The chaos of the same-sex marriage postal vote may seem a distant memory now that the Marriage Act has been amended but some are still vividly recalling the nightmares.
The legalising of same-sex marriage this week (December 7), makes Australia the 26th country to achieve marriage equality… and the country is ecstatic. However, for some members of the LGBT community, this isn’t all the happy news it appears to be; the plebiscite saw a dramatic increase in hate speech and abuse.
Hatch spoke to members of a closed LGBT Facebook group to see how the postal vote affected them individually, and the responses were heartbreaking.
Melbourne’s Sarah Haskmann told Hatch she was doing okay throughout the plebiscite, trying to block out all the negative things being said, until she realised “all this progress” wasn’t really progress at all.
"We had been trying to shield our kids from this horrible thing, but unfortunately we couldn't." Kathryn Francis
“People just stopped saying the horrible shit out loud but still believed it, and now everyone has an open license to voice it again. My wife and I rarely feel safe to hold hands in public,” she said.
“My wife works at a high school and has had to walk past horrible signs posted outside all the schools and at major public transport thoroughfare. She tried to remove them before students saw them.”
Tearing down the signs
Kathryn Francis from the Gold Coast was driving her seven-year-old step-daughter to school when she was faced with “It’s OK to vote NO” signs which had been stuck to traffic lights throughout her neighbourhood. She was so angry, she got out of her car and tore some down.
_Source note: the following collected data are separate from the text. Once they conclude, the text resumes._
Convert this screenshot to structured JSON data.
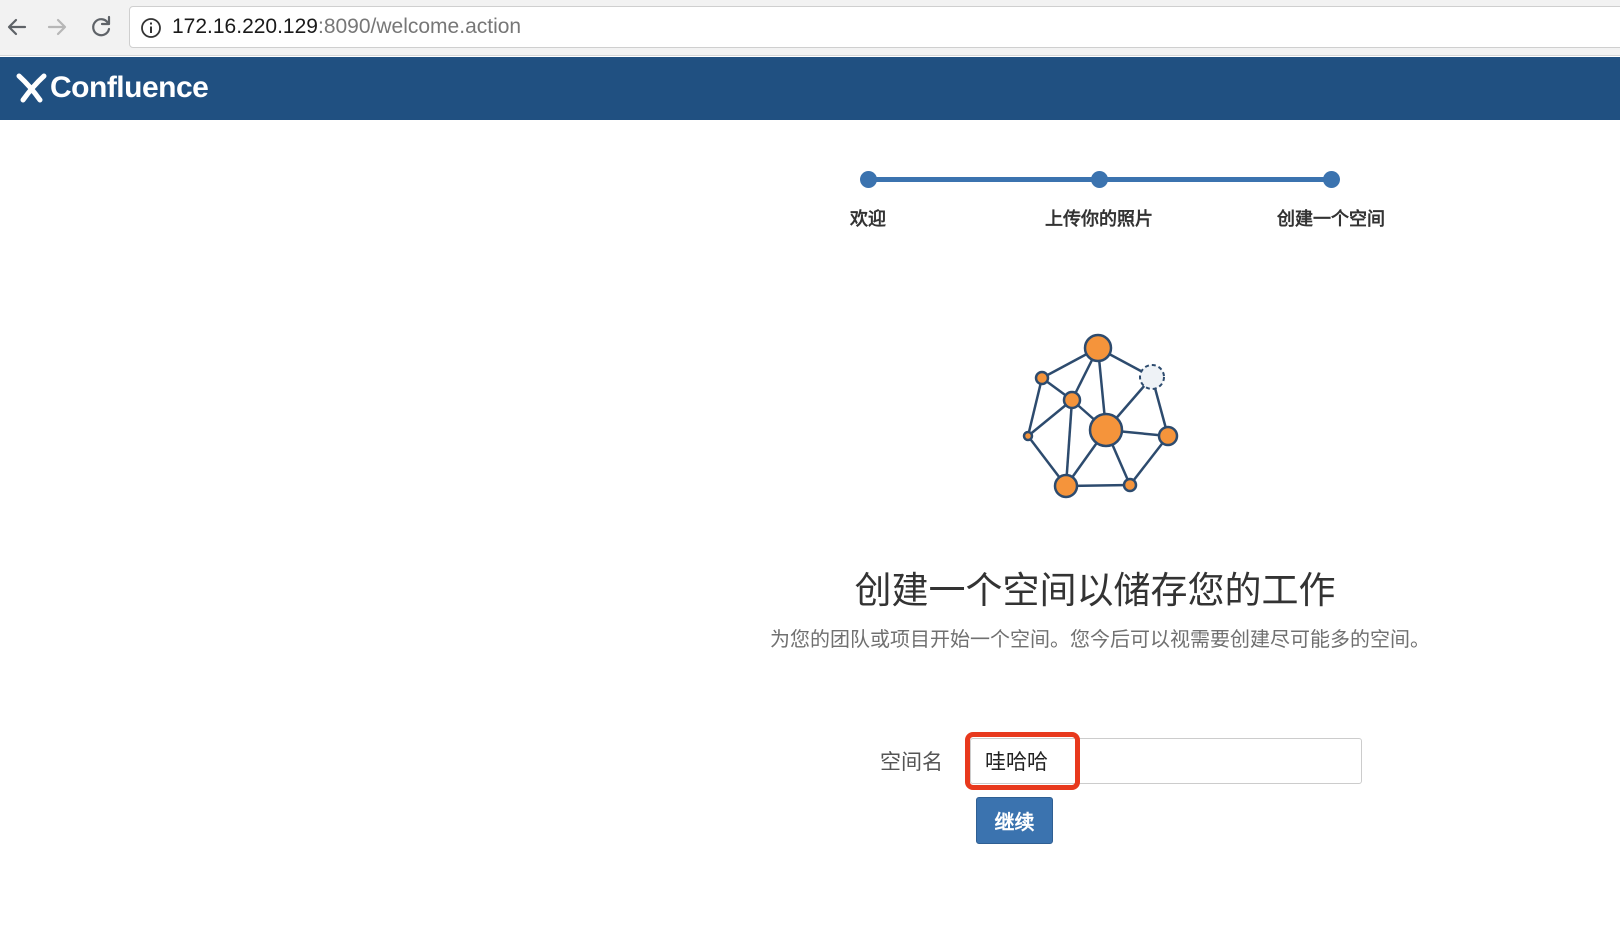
{
  "browser": {
    "url_host": "172.16.220.129",
    "url_rest": ":8090/welcome.action",
    "icons": {
      "back": "arrow-left-icon",
      "forward": "arrow-right-icon",
      "reload": "reload-icon",
      "info": "info-icon"
    }
  },
  "header": {
    "logo_text": "Confluence",
    "background_color": "#205081"
  },
  "progress": {
    "steps": [
      {
        "label": "欢迎"
      },
      {
        "label": "上传你的照片"
      },
      {
        "label": "创建一个空间"
      }
    ],
    "accent_color": "#3b73af"
  },
  "main": {
    "illustration": "network-nodes-icon",
    "title": "创建一个空间以储存您的工作",
    "description": "为您的团队或项目开始一个空间。您今后可以视需要创建尽可能多的空间。"
  },
  "form": {
    "space_name_label": "空间名",
    "space_name_value": "哇哈哈",
    "continue_label": "继续",
    "highlight_color": "#e8391d"
  }
}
“My step-daughter asked me about it,” she said. “We had been trying to shield our kids from this horrible thing, but unfortunately we couldn’t. I explained it to her, that it was a vote on her very own family dynamic. At the end of it, she replied: ‘Well, that’s dumb. People who love each other should be able to get married, anyway. I want to be a flower girl at yours and Mumma’s wedding.” Kathryn said she was left feeling both proud and heartbroken.
Dana Smart from Perth says she actively encouraged people to vote YES during the postal vote and as a result witnessed a lot of supporters trying to debunk the lies and myths.
“[But] I saw all that effort go to waste because facts and reality don’t matter when faced with someone’s opinion,” she said. “I got to hear all the hate speech they’d bottled up for years, come out as ‘opinion’, calling same-sex parents ‘unfit’ or ‘child molesters’ and much worse than that even.”
“I got to see my family vote NO because [although] they believe in same-sex marriage, they believe it should be called something other than a marriage. I got to hear friends tell me they didn’t vote because ‘Why would anyone vote NO?’ I got to hear friends tell me their family is voting NO because the YES campaign was ‘very aggressive’ and they felt personally attacked. I got the amount of hate speech yelled at me in everyday life, quadruple, if not worse.
“I got told that all the facts and articles used were bullshit because ‘everyone knows gays have equal rights so this must be about the gay agenda,’ and I got to find out that multiple states in Australia actually practice conversion therapy legally, something I believed was just an American problem.”
“Lastly, I got to see my partner come home evening after evening completely drained and demoralised because 90% of her office [was] voting NO – and finding a new job is as difficult as competing and winning an Olympic event.”
Reaching out
Following the launch of the ‘Vote NO’ campaign, the National Mental Health Commission issued a statement warning of the heightened discriminated against LGBTI people, which was leaving the community feeling more vulnerable than ever before.
The sheer confidence individuals had, and felt was [okay] to voice, just overwhelmed me. Brianna Went
National mental health service ReachOut experienced a twenty per cent increase in online visitors, which equates to approximately 17,000 additional requests for help, predominantly from LGBTI individuals concerned about what the postal survey results would mean for their future.
Brianna Went from Perth says she also experienced hatred despite not wanting to speak about the vote or even acknowledge that it was happening.
“I have had a lot of negative responses from strangers, many who decided to tell me randomly as I was working, or even come up to me when I was holding hands with my ex-girlfriend. The sheer confidence individuals had, and felt was [okay] to voice, just overwhelmed me.
“After the initial overwhelming side, all the allies – my queer friends and I – got together and started building ourselves up and forwards from it and it [made] the whole community tighter,” she said. “For all the horribleness of it, it’s been grounding for the Perth community at least. We stand together as one regardless, and I think everyone is now clicking on how much money the government has spent on something so ridiculous.”
Same-sex couples were eligible to lodge their notice of intent to marry from Saturday, December 9. They will be able to marry from January 9, 2018. – Brooke Gibbs
(Featured image by Kamilia Hanna via Canva.)